En una diligencia


Coche grande, dividido en dos o tres departamentos, arrastrado por caballerías y destinado al transporte de viajeros.

Diccionario RAE




Esta mañana, mientras el vagón corría veloz hacia el horizonte plomo y sangre, caí en la cuenta de que no viajaba en un tren. Lo hacía en una diligencia. Estaban todos los protagonistas: las señoritas coquetas que consultan sus móviles como las que, vestidas con miriñaque, escudriñan los relicarios que portan junto a sus corazones. Aquellos portarretratos portátiles atesoraban las imágenes del prometido y un mechón de sus cabellos. Un tirabuzón junto a la foto en blanco y negro del soldado que luchaba bajo las órdenes de un general cualquiera, allá, en el Oeste. Ahora, son fotos del último noviete con los colegas, en un botellón. Y están en Facebook.

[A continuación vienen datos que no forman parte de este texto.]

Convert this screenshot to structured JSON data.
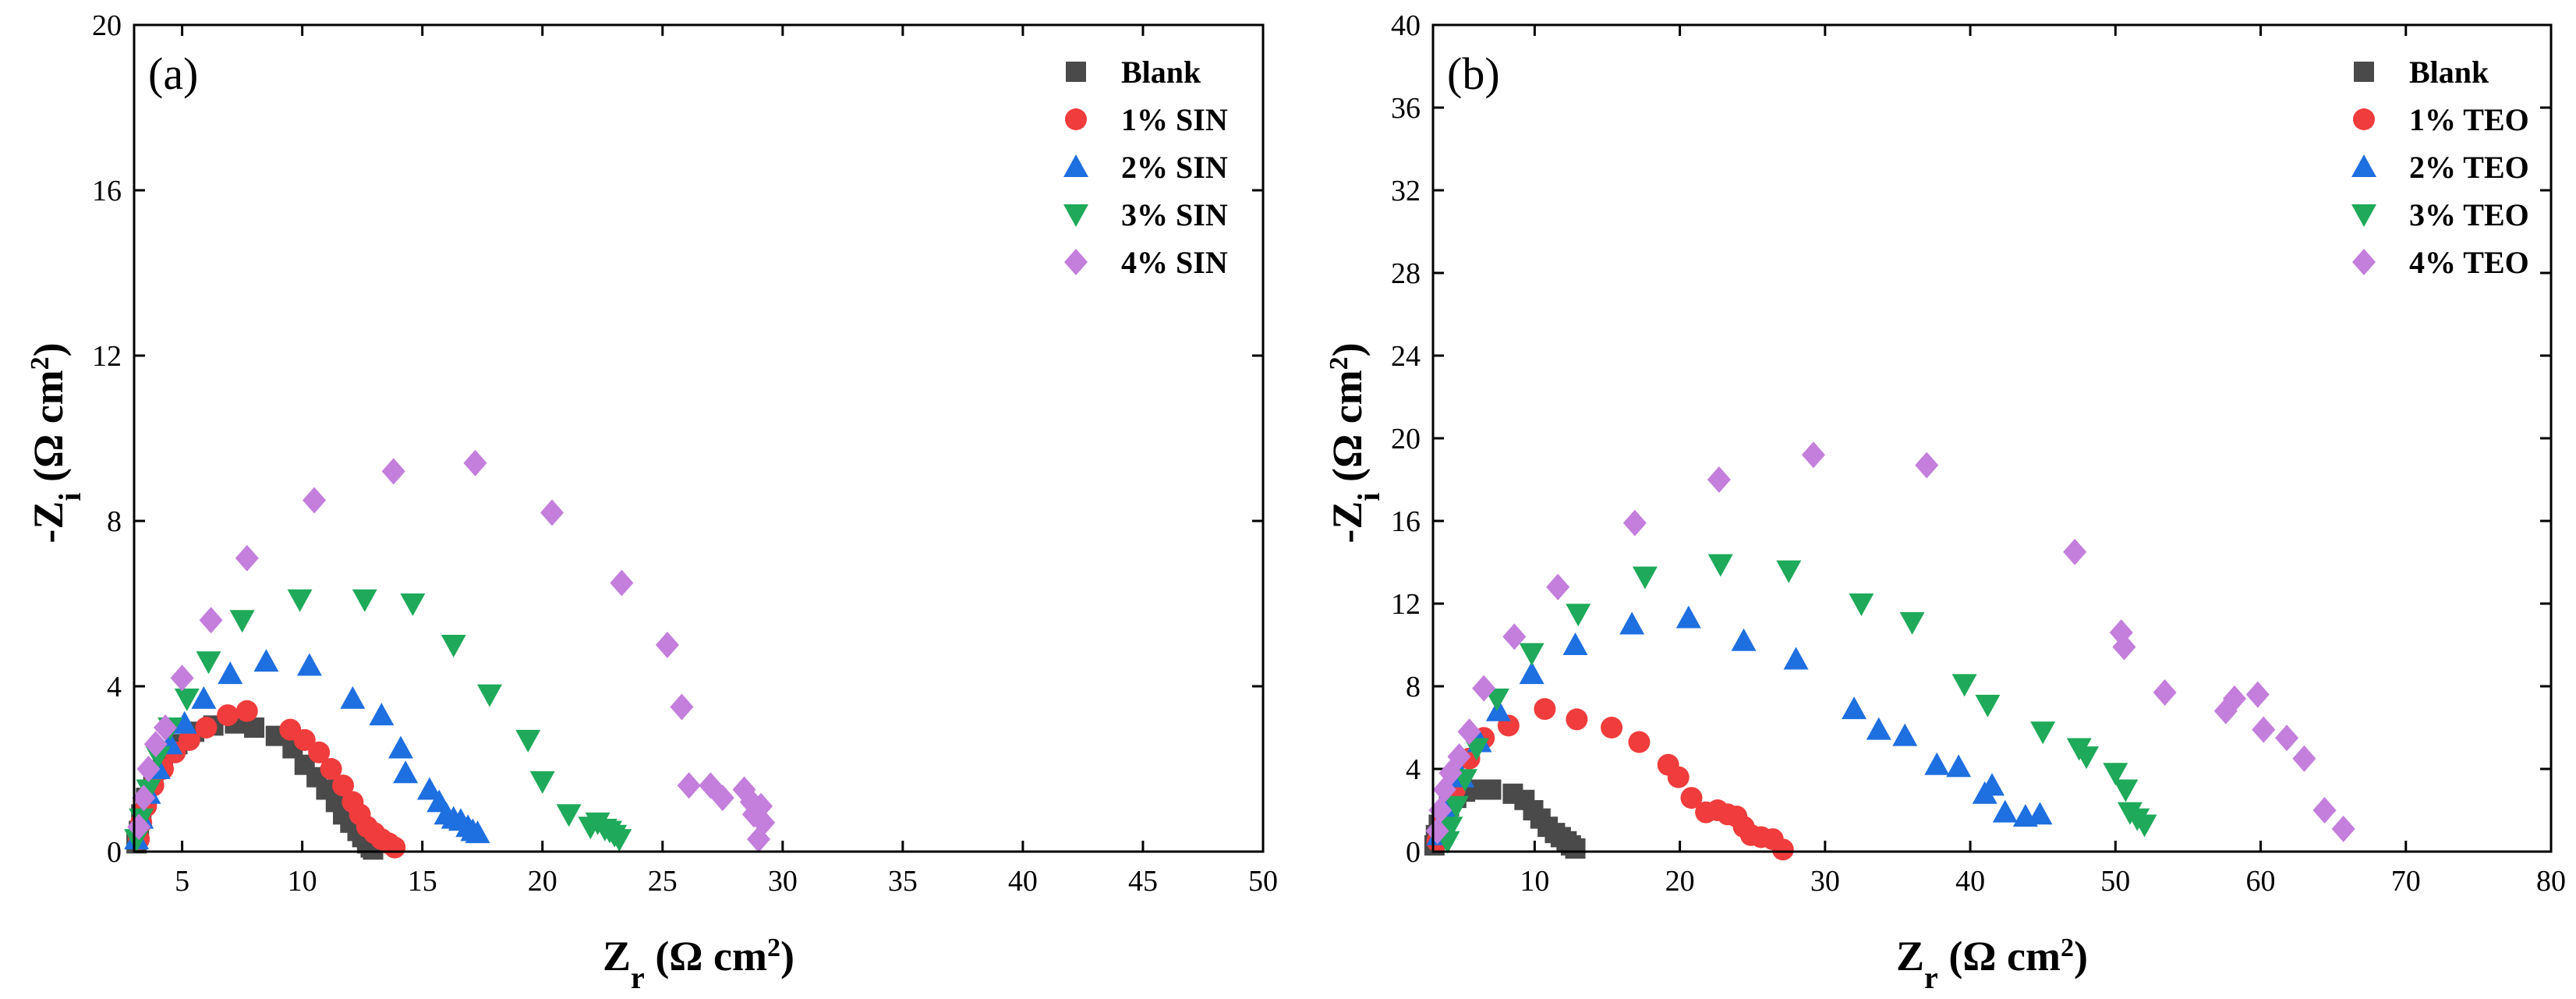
{
  "chart_data": [
    {
      "type": "scatter",
      "panel_label": "(a)",
      "xlabel": {
        "main": "Z",
        "sub": "r",
        "unit": " (Ω cm",
        "sup": "2",
        "close": ")"
      },
      "ylabel": {
        "main": "-Z",
        "sub": "i",
        "unit": " (Ω cm",
        "sup": "2",
        "close": ")"
      },
      "xlim": [
        3,
        50
      ],
      "ylim": [
        0,
        20
      ],
      "xticks": [
        5,
        10,
        15,
        20,
        25,
        30,
        35,
        40,
        45,
        50
      ],
      "yticks": [
        0,
        4,
        8,
        12,
        16,
        20
      ],
      "legend_position": "top-right",
      "series": [
        {
          "name": "Blank",
          "marker": "square",
          "color": "#4a4a4a",
          "x": [
            3.1,
            3.2,
            3.3,
            3.5,
            3.8,
            4.2,
            4.8,
            5.5,
            6.3,
            7.2,
            8.0,
            8.9,
            9.6,
            10.1,
            10.6,
            11.0,
            11.4,
            11.7,
            12.0,
            12.3,
            12.5,
            12.7,
            12.85,
            12.95
          ],
          "y": [
            0.2,
            0.5,
            0.9,
            1.3,
            1.8,
            2.2,
            2.6,
            2.9,
            3.05,
            3.1,
            3.0,
            2.8,
            2.5,
            2.1,
            1.8,
            1.5,
            1.2,
            0.9,
            0.7,
            0.5,
            0.35,
            0.2,
            0.1,
            0.05
          ]
        },
        {
          "name": "1% SIN",
          "marker": "circle",
          "color": "#f03c3c",
          "x": [
            3.2,
            3.3,
            3.5,
            3.8,
            4.2,
            4.7,
            5.3,
            6.0,
            6.9,
            7.7,
            9.5,
            10.1,
            10.7,
            11.2,
            11.7,
            12.1,
            12.4,
            12.7,
            13.0,
            13.3,
            13.6,
            13.85
          ],
          "y": [
            0.3,
            0.7,
            1.1,
            1.6,
            2.0,
            2.4,
            2.7,
            3.0,
            3.3,
            3.4,
            2.95,
            2.7,
            2.4,
            2.0,
            1.6,
            1.2,
            0.9,
            0.6,
            0.45,
            0.3,
            0.2,
            0.1
          ]
        },
        {
          "name": "2% SIN",
          "marker": "triangle-up",
          "color": "#1e6fe0",
          "x": [
            3.1,
            3.3,
            3.6,
            4.0,
            4.5,
            5.1,
            5.9,
            7.0,
            8.5,
            10.3,
            12.1,
            13.3,
            14.1,
            14.3,
            15.3,
            15.7,
            16.0,
            16.3,
            16.6,
            16.9,
            17.1,
            17.3
          ],
          "y": [
            0.3,
            0.8,
            1.4,
            2.0,
            2.6,
            3.1,
            3.7,
            4.3,
            4.6,
            4.5,
            3.7,
            3.3,
            2.5,
            1.9,
            1.5,
            1.2,
            0.9,
            0.8,
            0.75,
            0.6,
            0.5,
            0.45
          ]
        },
        {
          "name": "3% SIN",
          "marker": "triangle-down",
          "color": "#1eaa5a",
          "x": [
            3.1,
            3.3,
            3.6,
            4.0,
            4.5,
            5.2,
            6.1,
            7.5,
            9.9,
            12.6,
            14.6,
            16.3,
            17.8,
            19.4,
            20.0,
            21.1,
            22.0,
            22.3,
            22.6,
            22.8,
            23.0,
            23.2
          ],
          "y": [
            0.3,
            0.8,
            1.5,
            2.3,
            3.0,
            3.7,
            4.6,
            5.6,
            6.1,
            6.1,
            6.0,
            5.0,
            3.8,
            2.7,
            1.7,
            0.9,
            0.6,
            0.7,
            0.55,
            0.5,
            0.4,
            0.3
          ]
        },
        {
          "name": "4% SIN",
          "marker": "diamond",
          "color": "#c47edc",
          "x": [
            3.2,
            3.4,
            3.6,
            3.9,
            4.3,
            5.0,
            6.2,
            7.7,
            10.5,
            13.8,
            17.2,
            20.4,
            23.3,
            25.2,
            25.8,
            26.1,
            27.0,
            27.5,
            28.4,
            28.7,
            28.8,
            29.0,
            29.1,
            29.2
          ],
          "y": [
            0.6,
            1.3,
            2.0,
            2.6,
            3.0,
            4.2,
            5.6,
            7.1,
            8.5,
            9.2,
            9.4,
            8.2,
            6.5,
            5.0,
            3.5,
            1.6,
            1.6,
            1.3,
            1.5,
            1.2,
            0.9,
            0.3,
            1.1,
            0.7
          ]
        }
      ]
    },
    {
      "type": "scatter",
      "panel_label": "(b)",
      "xlabel": {
        "main": "Z",
        "sub": "r",
        "unit": " (Ω cm",
        "sup": "2",
        "close": ")"
      },
      "ylabel": {
        "main": "-Z",
        "sub": "i",
        "unit": " (Ω cm",
        "sup": "2",
        "close": ")"
      },
      "xlim": [
        3,
        80
      ],
      "ylim": [
        0,
        40
      ],
      "xticks": [
        10,
        20,
        30,
        40,
        50,
        60,
        70,
        80
      ],
      "yticks": [
        0,
        4,
        8,
        12,
        16,
        20,
        24,
        28,
        32,
        36,
        40
      ],
      "legend_position": "top-right",
      "series": [
        {
          "name": "Blank",
          "marker": "square",
          "color": "#4a4a4a",
          "x": [
            3.1,
            3.2,
            3.4,
            3.7,
            4.1,
            4.6,
            5.2,
            6.0,
            7.0,
            8.5,
            9.3,
            9.9,
            10.4,
            10.9,
            11.4,
            11.8,
            12.2,
            12.5,
            12.8
          ],
          "y": [
            0.3,
            0.8,
            1.3,
            1.8,
            2.2,
            2.6,
            2.9,
            3.0,
            3.0,
            2.8,
            2.5,
            2.0,
            1.6,
            1.2,
            0.9,
            0.7,
            0.5,
            0.3,
            0.15
          ]
        },
        {
          "name": "1% TEO",
          "marker": "circle",
          "color": "#f03c3c",
          "x": [
            3.3,
            3.8,
            4.5,
            5.5,
            6.5,
            8.2,
            10.7,
            12.9,
            15.3,
            17.2,
            19.2,
            19.9,
            20.8,
            21.8,
            22.6,
            23.3,
            23.9,
            24.4,
            24.9,
            25.6,
            26.4,
            27.1
          ],
          "y": [
            0.5,
            1.5,
            3.0,
            4.5,
            5.5,
            6.1,
            6.9,
            6.4,
            6.0,
            5.3,
            4.2,
            3.6,
            2.6,
            1.9,
            2.0,
            1.8,
            1.7,
            1.2,
            0.8,
            0.7,
            0.6,
            0.1
          ]
        },
        {
          "name": "2% TEO",
          "marker": "triangle-up",
          "color": "#1e6fe0",
          "x": [
            3.4,
            4.0,
            5.0,
            6.2,
            7.5,
            9.8,
            12.8,
            16.7,
            20.6,
            24.4,
            28.0,
            32.0,
            33.7,
            35.5,
            37.7,
            39.2,
            41.0,
            41.5,
            42.4,
            43.8,
            44.8
          ],
          "y": [
            0.8,
            2.0,
            3.6,
            5.3,
            6.8,
            8.6,
            10.0,
            11.0,
            11.3,
            10.2,
            9.3,
            6.9,
            5.9,
            5.6,
            4.2,
            4.1,
            2.8,
            3.2,
            1.9,
            1.7,
            1.8
          ]
        },
        {
          "name": "3% TEO",
          "marker": "triangle-down",
          "color": "#1eaa5a",
          "x": [
            4.0,
            4.2,
            4.6,
            5.2,
            6.0,
            7.4,
            9.8,
            13.0,
            17.6,
            22.8,
            27.5,
            32.5,
            36.0,
            39.6,
            41.2,
            45.0,
            47.5,
            48.0,
            50.0,
            50.7,
            51.0,
            51.5,
            52.0
          ],
          "y": [
            0.5,
            1.2,
            2.2,
            3.5,
            5.0,
            7.4,
            9.6,
            11.5,
            13.3,
            13.9,
            13.6,
            12.0,
            11.1,
            8.1,
            7.1,
            5.8,
            5.0,
            4.6,
            3.8,
            3.0,
            1.9,
            1.6,
            1.3
          ]
        },
        {
          "name": "4% TEO",
          "marker": "diamond",
          "color": "#c47edc",
          "x": [
            3.3,
            3.5,
            3.8,
            4.2,
            4.8,
            5.5,
            6.5,
            8.6,
            11.6,
            16.9,
            22.7,
            29.2,
            37.0,
            47.2,
            50.4,
            50.6,
            53.4,
            57.6,
            58.2,
            59.8,
            60.2,
            61.8,
            63.0,
            64.4,
            65.7
          ],
          "y": [
            1.0,
            2.0,
            3.0,
            3.8,
            4.6,
            5.8,
            7.9,
            10.4,
            12.8,
            15.9,
            18.0,
            19.2,
            18.7,
            14.5,
            10.6,
            9.9,
            7.7,
            6.8,
            7.4,
            7.6,
            5.9,
            5.5,
            4.5,
            2.0,
            1.1
          ]
        }
      ]
    }
  ]
}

Viajaba también el tipo duro vestido de negro, bajo unas gafas oscuras como otrora debió hacerlo bajo el ala del sombrero Stetson; con perilla de crápula y pelo ensortijado, botas a las que faltan las espuelas de plata y pelo azabache. A su derecha, dormitaba el típico diablillo. El pillo tahúr sonriente de apariencia inofensiva, si acaso chusca, con gesto bobalicón, camisa a cuadros y gafas redondas de miope. Seguro que llevaba escondidos bajo el chaleco el revólver y las cartas marcadas. Estos tipos son así. 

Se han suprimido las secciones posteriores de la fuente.